Mariano Cifardini / Especial para Con Nuestra América
Desde Buenos Aires, Argentina
El magnate newyorquino
de emprendimientos inmobiliarios, Donald John Trump, había sido parte ya del
“Partido de la Reforma” de los EEUU, de Ross Perot, en el año 2000, un partido
de empresarios con intereses muy vinculados al mercado interno y al desarrollo
de la economía nacional estadounidense, que pretendía ser alternativa real
entre demócratas y republicanos pero nunca lo logró. De todos modos, Perot
pudo llegar al 19 % de los votos en 1992
y a imponer el gobernador de Minnesota en
1998. Es decir que ya en ese
tiempo inicial de la llamada “gobalización”, había sectores significativos del
electorado norteamericano a los que las políticas tanto republicanas como
demócratas del nuevo ciclo capitalista global les producían tanto desencanto
como para llevarlos a la anomalía de
votar una alternativa extraña a la tendencia general secular.
Si se tiene en cuenta
que el programa de Perot en aquellos
días era bastante similar al que ofreció Trump
su reciente campaña presidencial
( y que sigue defendiendo actualmente en su cargo, al menos con el discurso)

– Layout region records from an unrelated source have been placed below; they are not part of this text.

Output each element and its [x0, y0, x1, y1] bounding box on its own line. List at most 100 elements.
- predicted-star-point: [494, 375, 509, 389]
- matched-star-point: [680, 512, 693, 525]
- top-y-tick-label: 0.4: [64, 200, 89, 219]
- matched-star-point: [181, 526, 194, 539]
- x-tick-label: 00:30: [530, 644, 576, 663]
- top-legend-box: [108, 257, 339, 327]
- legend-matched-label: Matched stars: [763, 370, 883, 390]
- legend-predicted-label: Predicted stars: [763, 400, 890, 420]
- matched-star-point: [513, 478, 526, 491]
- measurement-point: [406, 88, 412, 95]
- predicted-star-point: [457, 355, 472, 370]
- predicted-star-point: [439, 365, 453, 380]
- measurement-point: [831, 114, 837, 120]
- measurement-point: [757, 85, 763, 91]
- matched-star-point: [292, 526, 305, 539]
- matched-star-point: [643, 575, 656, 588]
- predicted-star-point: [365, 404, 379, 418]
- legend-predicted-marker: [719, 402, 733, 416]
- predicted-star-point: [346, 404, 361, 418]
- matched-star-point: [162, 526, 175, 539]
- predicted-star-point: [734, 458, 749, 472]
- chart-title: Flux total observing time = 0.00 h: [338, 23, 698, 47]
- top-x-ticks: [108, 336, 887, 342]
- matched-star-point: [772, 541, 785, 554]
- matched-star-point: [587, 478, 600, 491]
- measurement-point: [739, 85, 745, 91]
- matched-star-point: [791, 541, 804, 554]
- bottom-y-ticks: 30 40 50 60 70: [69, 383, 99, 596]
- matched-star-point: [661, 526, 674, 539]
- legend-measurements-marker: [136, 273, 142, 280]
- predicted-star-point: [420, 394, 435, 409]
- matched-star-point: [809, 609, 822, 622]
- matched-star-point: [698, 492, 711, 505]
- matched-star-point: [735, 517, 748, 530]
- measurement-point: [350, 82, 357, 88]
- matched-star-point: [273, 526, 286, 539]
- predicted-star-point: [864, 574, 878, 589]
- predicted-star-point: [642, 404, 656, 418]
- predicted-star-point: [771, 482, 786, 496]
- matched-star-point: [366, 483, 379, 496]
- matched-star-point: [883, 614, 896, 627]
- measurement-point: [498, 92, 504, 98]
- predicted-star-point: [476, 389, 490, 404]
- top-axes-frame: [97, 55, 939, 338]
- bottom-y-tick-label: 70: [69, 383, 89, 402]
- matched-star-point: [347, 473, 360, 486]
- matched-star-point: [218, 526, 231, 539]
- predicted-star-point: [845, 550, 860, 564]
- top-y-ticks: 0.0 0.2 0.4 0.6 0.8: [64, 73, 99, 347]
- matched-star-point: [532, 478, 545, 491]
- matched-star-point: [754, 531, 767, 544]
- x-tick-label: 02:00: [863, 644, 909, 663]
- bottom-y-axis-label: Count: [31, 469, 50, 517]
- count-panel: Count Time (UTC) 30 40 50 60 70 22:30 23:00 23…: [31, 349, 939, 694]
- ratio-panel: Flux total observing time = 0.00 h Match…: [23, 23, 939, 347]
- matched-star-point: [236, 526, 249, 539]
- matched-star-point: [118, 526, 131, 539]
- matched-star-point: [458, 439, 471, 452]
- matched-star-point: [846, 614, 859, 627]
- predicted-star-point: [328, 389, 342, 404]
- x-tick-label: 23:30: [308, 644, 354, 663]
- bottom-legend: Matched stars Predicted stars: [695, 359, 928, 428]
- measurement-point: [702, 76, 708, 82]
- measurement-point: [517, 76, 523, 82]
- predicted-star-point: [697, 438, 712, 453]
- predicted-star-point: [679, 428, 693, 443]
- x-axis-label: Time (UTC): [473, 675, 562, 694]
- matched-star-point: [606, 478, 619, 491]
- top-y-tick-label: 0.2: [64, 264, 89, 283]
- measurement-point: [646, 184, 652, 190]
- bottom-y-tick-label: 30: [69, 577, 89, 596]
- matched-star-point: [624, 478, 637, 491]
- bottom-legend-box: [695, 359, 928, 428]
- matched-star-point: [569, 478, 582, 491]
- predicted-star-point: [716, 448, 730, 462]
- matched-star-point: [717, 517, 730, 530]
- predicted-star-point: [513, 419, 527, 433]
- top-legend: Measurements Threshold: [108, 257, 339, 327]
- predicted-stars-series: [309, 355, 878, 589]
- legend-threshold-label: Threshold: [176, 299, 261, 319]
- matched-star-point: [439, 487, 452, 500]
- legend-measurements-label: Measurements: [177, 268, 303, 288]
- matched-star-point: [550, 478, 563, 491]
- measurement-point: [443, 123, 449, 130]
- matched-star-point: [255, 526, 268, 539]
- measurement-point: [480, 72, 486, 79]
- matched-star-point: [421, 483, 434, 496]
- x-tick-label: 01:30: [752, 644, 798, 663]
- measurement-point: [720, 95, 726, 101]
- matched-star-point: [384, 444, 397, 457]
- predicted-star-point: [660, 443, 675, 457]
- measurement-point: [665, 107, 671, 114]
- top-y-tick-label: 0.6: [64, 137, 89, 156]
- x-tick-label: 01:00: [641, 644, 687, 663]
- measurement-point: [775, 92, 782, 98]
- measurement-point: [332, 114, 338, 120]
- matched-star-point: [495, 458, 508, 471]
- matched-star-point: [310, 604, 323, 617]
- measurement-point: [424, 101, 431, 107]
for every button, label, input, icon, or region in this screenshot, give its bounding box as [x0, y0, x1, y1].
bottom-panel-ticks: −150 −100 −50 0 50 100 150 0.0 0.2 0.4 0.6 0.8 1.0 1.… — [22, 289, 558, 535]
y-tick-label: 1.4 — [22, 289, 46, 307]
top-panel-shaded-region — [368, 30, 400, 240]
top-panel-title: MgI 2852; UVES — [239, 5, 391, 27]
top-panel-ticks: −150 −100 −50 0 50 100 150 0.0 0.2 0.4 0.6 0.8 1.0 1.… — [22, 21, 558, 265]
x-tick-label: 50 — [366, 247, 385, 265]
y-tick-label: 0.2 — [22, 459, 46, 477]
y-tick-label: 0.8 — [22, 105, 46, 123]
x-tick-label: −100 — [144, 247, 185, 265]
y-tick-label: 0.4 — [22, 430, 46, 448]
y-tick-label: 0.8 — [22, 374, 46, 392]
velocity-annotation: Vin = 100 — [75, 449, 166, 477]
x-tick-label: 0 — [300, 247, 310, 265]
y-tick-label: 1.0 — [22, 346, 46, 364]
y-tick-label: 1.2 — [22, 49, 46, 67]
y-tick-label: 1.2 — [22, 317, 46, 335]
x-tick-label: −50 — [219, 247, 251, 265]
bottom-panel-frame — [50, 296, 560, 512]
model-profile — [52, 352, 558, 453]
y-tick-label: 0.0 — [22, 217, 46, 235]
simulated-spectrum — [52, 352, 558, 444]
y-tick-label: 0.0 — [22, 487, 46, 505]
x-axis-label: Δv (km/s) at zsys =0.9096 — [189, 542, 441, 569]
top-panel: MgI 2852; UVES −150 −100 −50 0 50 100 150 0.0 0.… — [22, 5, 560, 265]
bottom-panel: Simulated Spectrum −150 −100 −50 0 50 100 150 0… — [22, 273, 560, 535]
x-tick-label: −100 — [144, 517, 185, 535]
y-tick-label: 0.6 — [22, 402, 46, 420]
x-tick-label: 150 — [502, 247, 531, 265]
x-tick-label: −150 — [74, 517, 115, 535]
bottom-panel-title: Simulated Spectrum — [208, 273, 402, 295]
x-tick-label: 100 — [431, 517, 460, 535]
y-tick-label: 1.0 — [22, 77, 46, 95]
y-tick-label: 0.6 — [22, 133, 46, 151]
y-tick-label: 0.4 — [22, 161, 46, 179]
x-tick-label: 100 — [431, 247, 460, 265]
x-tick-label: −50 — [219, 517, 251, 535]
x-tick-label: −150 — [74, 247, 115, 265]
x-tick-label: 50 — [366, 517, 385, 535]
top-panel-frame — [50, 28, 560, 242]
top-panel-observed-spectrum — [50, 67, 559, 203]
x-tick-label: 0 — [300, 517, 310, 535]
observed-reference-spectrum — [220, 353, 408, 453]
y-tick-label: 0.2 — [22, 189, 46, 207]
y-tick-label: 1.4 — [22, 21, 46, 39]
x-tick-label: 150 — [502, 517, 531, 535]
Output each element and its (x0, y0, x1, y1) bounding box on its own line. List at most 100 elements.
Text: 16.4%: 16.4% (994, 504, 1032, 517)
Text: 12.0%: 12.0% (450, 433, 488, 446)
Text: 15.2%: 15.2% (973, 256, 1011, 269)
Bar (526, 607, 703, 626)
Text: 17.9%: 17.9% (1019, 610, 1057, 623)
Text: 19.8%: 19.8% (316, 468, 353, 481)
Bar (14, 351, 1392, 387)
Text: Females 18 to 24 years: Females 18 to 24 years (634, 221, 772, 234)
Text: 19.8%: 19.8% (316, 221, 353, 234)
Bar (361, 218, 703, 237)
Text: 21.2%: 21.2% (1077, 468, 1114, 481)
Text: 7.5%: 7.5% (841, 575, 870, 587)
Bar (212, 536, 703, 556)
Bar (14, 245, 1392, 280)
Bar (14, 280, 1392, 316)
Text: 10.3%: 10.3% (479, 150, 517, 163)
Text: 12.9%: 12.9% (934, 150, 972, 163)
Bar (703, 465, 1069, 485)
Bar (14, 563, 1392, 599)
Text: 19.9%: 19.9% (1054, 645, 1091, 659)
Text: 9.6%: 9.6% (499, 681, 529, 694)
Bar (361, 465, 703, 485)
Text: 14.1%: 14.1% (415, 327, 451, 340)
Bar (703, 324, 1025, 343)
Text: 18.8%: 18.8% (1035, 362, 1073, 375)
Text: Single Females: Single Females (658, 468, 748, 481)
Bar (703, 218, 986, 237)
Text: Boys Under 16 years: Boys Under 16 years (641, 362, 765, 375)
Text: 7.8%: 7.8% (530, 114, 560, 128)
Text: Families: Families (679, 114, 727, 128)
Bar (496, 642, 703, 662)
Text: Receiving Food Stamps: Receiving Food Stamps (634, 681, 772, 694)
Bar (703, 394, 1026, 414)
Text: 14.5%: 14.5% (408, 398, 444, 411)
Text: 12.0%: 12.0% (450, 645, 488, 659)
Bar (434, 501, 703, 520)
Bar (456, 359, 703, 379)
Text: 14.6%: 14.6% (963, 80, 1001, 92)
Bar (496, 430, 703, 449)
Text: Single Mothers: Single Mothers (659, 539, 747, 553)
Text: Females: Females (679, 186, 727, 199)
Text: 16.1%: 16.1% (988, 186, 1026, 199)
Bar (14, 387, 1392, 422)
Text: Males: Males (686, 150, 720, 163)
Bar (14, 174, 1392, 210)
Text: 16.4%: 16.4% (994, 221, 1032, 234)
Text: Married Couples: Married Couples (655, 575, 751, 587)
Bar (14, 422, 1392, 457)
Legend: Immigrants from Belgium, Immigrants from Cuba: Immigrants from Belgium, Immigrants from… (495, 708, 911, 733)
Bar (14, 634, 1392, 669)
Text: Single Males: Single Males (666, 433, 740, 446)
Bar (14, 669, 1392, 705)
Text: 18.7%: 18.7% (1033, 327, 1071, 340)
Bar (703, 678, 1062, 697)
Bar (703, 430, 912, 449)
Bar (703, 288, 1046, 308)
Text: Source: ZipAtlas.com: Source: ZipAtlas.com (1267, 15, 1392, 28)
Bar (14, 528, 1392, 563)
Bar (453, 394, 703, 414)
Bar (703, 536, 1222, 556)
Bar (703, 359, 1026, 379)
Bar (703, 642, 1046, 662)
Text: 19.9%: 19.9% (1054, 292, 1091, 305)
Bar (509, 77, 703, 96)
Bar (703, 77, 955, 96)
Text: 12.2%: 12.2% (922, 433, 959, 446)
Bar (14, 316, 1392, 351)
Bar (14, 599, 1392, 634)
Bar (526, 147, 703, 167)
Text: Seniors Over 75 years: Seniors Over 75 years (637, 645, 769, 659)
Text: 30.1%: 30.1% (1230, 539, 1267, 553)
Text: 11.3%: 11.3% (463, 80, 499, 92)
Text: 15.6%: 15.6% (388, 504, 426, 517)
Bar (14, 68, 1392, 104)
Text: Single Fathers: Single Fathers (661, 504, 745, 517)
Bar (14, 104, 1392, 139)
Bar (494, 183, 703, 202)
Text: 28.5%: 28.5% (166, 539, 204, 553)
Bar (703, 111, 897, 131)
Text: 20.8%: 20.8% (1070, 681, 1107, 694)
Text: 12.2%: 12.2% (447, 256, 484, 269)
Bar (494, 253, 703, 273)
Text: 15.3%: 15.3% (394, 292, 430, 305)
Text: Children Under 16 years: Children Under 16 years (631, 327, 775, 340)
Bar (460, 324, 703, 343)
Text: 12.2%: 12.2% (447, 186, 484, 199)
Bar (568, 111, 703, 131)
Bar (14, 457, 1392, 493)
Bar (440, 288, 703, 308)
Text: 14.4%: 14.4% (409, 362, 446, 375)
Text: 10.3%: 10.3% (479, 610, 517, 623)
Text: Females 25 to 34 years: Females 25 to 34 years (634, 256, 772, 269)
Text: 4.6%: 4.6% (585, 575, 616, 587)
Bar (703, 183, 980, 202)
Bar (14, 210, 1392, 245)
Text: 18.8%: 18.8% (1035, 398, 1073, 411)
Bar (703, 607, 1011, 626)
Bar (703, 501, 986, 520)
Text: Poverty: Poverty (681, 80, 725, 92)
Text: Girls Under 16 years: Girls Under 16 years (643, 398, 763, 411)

proponiendo alto grado de proteccionismo,
protección de la industria territorialmente situada en el país, lucha
contra las drogas mezclado con
diatribas antiinmigratorias y
discriminatorias, debe concluirse en que Trump no es tan “paracaidista” en la
política norteamericana como se ha publicado insistentemente, sino que expresa
a un sector de negocios y de votantes que vienen apareciendo como perjudicados
por las políticas tanto demócratas como republicanas
desde finales de la “era Reagan”.
Claro que este intento
de disputa por el poder no deja de aparecer, en principio, como un tanto
“quijotesco”, sobre todo teniendo en cuenta la envergadura de los oponentes,
pero el solo hecho del triunfo de Trump merece, al menos, considerar que el
análisis “políticamente correcto” del
escenario estadounidense presenta esta vez algunas novedades.
Para abordarlas es
necesario trazar una génesis histórica de las alternativas clásicas de la
política norteamericana y a partir de allí tratar de descifrar si la “novedad”
Trump es realmente eso o constituye simplemente más de lo mismo.
La política
norteamericana tanto en su aspecto interno como internacional supo tener sus
grandes regularidades o movimientos pendulares paradigmáticos desde que, en el
siglo XIX, y después de los grandes avatares que sucedieron a la independencia,
se consolidó la política industrialista
y proteccionista del partido Republicano, de la mano de Abraham Lincoln.
No hubiera podido ser de otra manera ya que la situación del capitalismo
mundial así lo imponía. La sola existencia del imperio comercial inglés
obligaba a esa estrategia proteccionista si se quería impulsar el desarrollo de
EEUUU como país capitalista y entrar en una competencia de igual a igual con
los europeos. De hecho los países que
así no lo hicieron pasaron a ser países “dependientes”.
El siglo XX “corto”
(Hobsbawm dixit) de 1914-1980, fue sin
dudas de los demócratas y sus políticas de intervencionismo estatal “new deal”
y “apertura” al mundo, cuyo paradigma fue
Franklin Roosevelt pero que se
extendieron hasta los 60 de Johnson e, incluso, hasta los 70 de Carter.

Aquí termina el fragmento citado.